In the case at bar, State Farm issued three separate policies to Mr. Ray to cover his three automobiles. Each vehicle involved a separate and distinct risk, and in recognition of that fact, the uninsured motorist coverage in each policy protected the insureds in every circumstance except when they were in an owned car not described in the policy. Appellees' reasoning, if carried to its logical conclusion, would require an insurance carrier (or carriers) which insured one of a fleet of automobiles owned by a single insured (or family) to bear the increased risks that multiple vehicle ownership creates without increased premium. Such a result was neither contemplated by the parties nor compelled by the law in this case.

We find no merit in appellees' argument, based in part on dicta in Weemhoff, that there is a critical difference between separate policies issued to one insured on a number of owned automobiles and a single policy with separate premium payment provisions issued to a single insured on a fleet of automobiles. The important question is not the form that insurance companies use to extend coverage to multi-vehicle insureds, but whether the policy or policies clearly inform insureds that they are not purchasing 'stacked' uninsured motorist coverage.

We conclude, therefore, that the clear language of the policies excluded the possibility of 'stacking' the uninsured motorist coverages, and that those exclusions are effective under Ohio law.
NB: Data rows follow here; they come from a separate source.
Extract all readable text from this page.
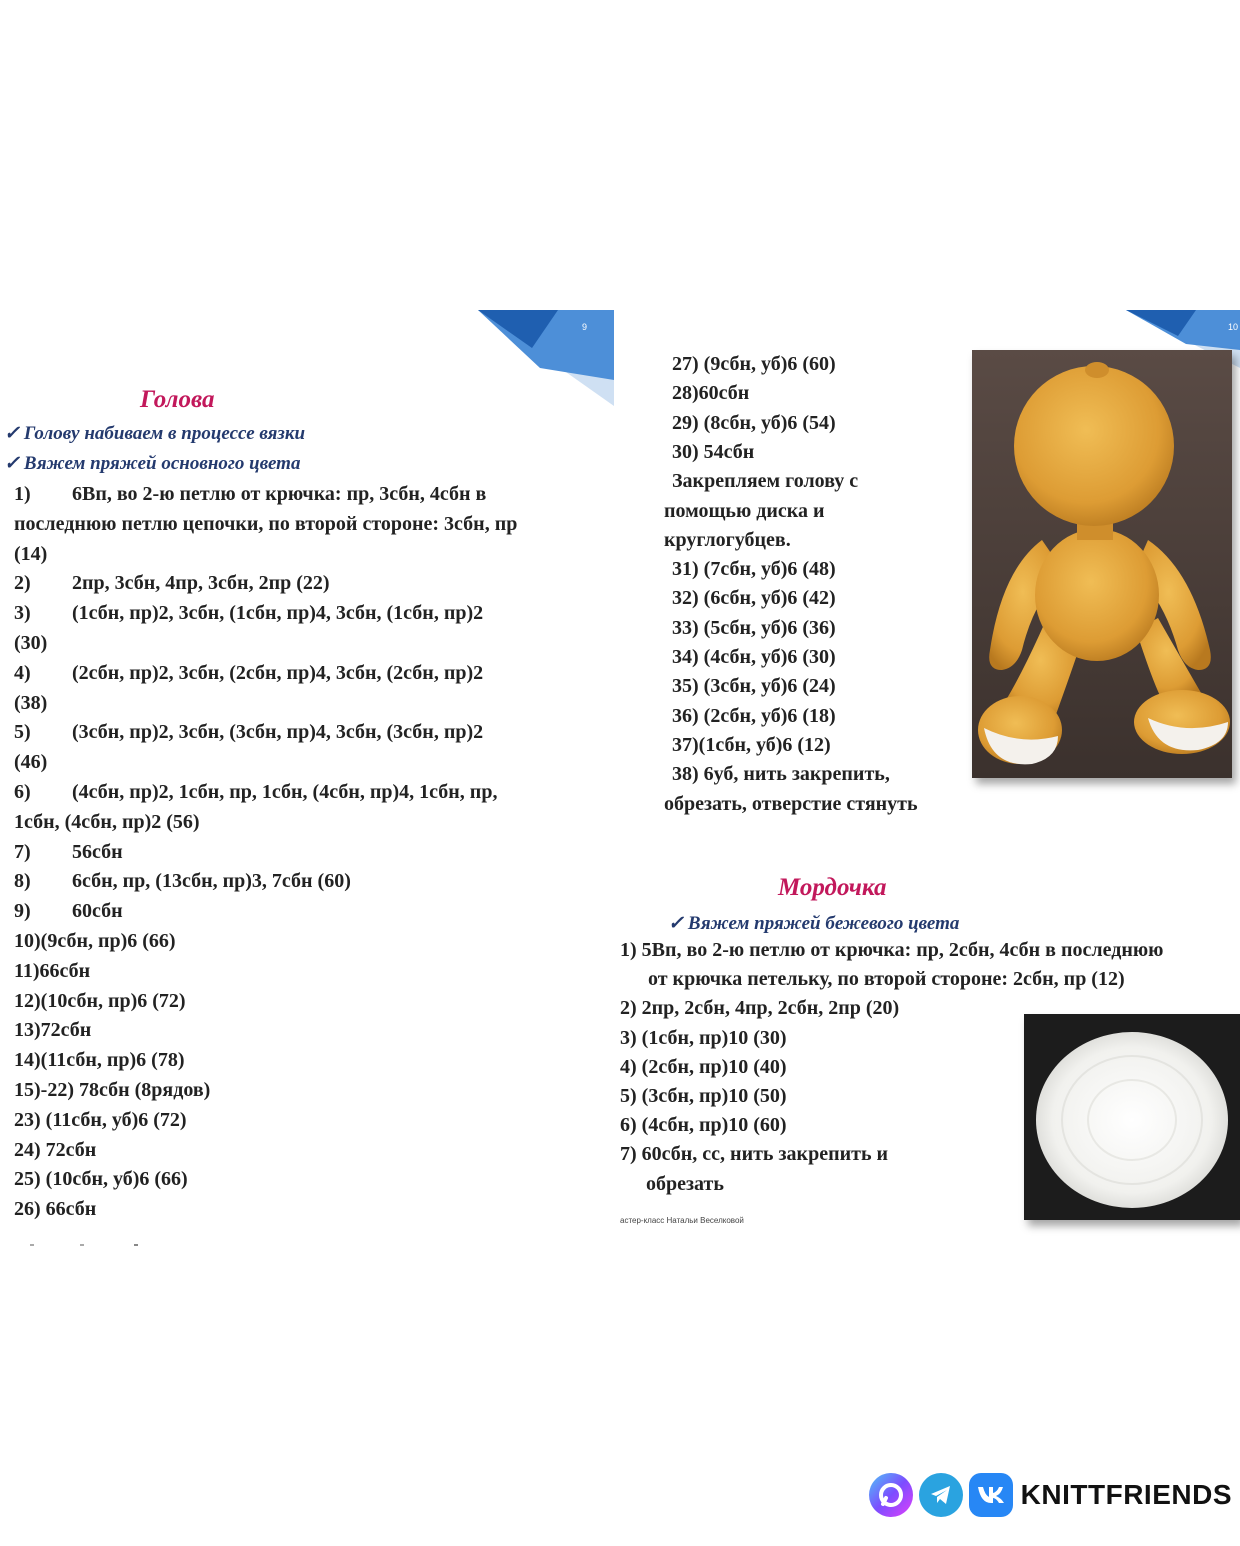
9
Голова
✓ Голову набиваем в процессе вязки
✓ Вяжем пряжей основного цвета
1) 6Вп, во 2-ю петлю от крючка: пр, 3сбн, 4сбн в
последнюю петлю цепочки, по второй стороне: 3сбн, пр
(14)
2) 2пр, 3сбн, 4пр, 3сбн, 2пр (22)
3) (1сбн, пр)2, 3сбн, (1сбн, пр)4, 3сбн, (1сбн, пр)2
(30)
4) (2сбн, пр)2, 3сбн, (2сбн, пр)4, 3сбн, (2сбн, пр)2
(38)
5) (3сбн, пр)2, 3сбн, (3сбн, пр)4, 3сбн, (3сбн, пр)2
(46)
6) (4сбн, пр)2, 1сбн, пр, 1сбн, (4сбн, пр)4, 1сбн, пр,
1сбн, (4сбн, пр)2 (56)
7) 56сбн
8) 6сбн, пр, (13сбн, пр)3, 7сбн (60)
9) 60сбн
10)(9сбн, пр)6 (66)
11)66сбн
12)(10сбн, пр)6 (72)
13)72сбн
14)(11сбн, пр)6 (78)
15)-22) 78сбн (8рядов)
23) (11сбн, уб)6 (72)
24) 72сбн
25) (10сбн, уб)6 (66)
26) 66сбн
10
27) (9сбн, уб)6 (60)
28)60сбн
29) (8сбн, уб)6 (54)
30) 54сбн
Закрепляем голову с
помощью диска и
круглогубцев.
31) (7сбн, уб)6 (48)
32) (6сбн, уб)6 (42)
33) (5сбн, уб)6 (36)
34) (4сбн, уб)6 (30)
35) (3сбн, уб)6 (24)
36) (2сбн, уб)6 (18)
37)(1сбн, уб)6 (12)
38) 6уб, нить закрепить,
обрезать, отверстие стянуть
Мордочка
✓ Вяжем пряжей бежевого цвета
1) 5Вп, во 2-ю петлю от крючка: пр, 2сбн, 4сбн в последнюю
от крючка петельку, по второй стороне: 2сбн, пр (12)
2) 2пр, 2сбн, 4пр, 2сбн, 2пр (20)
3) (1сбн, пр)10 (30)
4) (2сбн, пр)10 (40)
5) (3сбн, пр)10 (50)
6) (4сбн, пр)10 (60)
7) 60сбн, сс, нить закрепить и
обрезать
астер-класс Натальи Веселковой
KNITTFRIENDS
Accordingly, the judgment of the district court is reversed, and the cause is remanded for further proceedings consistent herewith.


O.R.C. 3937.18 reads in pertinent part: '(A) No automobile liability . . . policy of insurance insuring against loss resulting from liability imposed by law for bodily injury or death suffered by any person arising out of the ownership, maintenance, or use of a motor vehicle shall be . . . issued . . . unless coverage is provided therein . . . for the protection of persons . . . legally entitled to recover damages from owners or operators of uninsured motor vehicles . . ..'

The minimum limits to be offered are $12,500 per person, $25,000 per accident. O.R.C. 4509.20.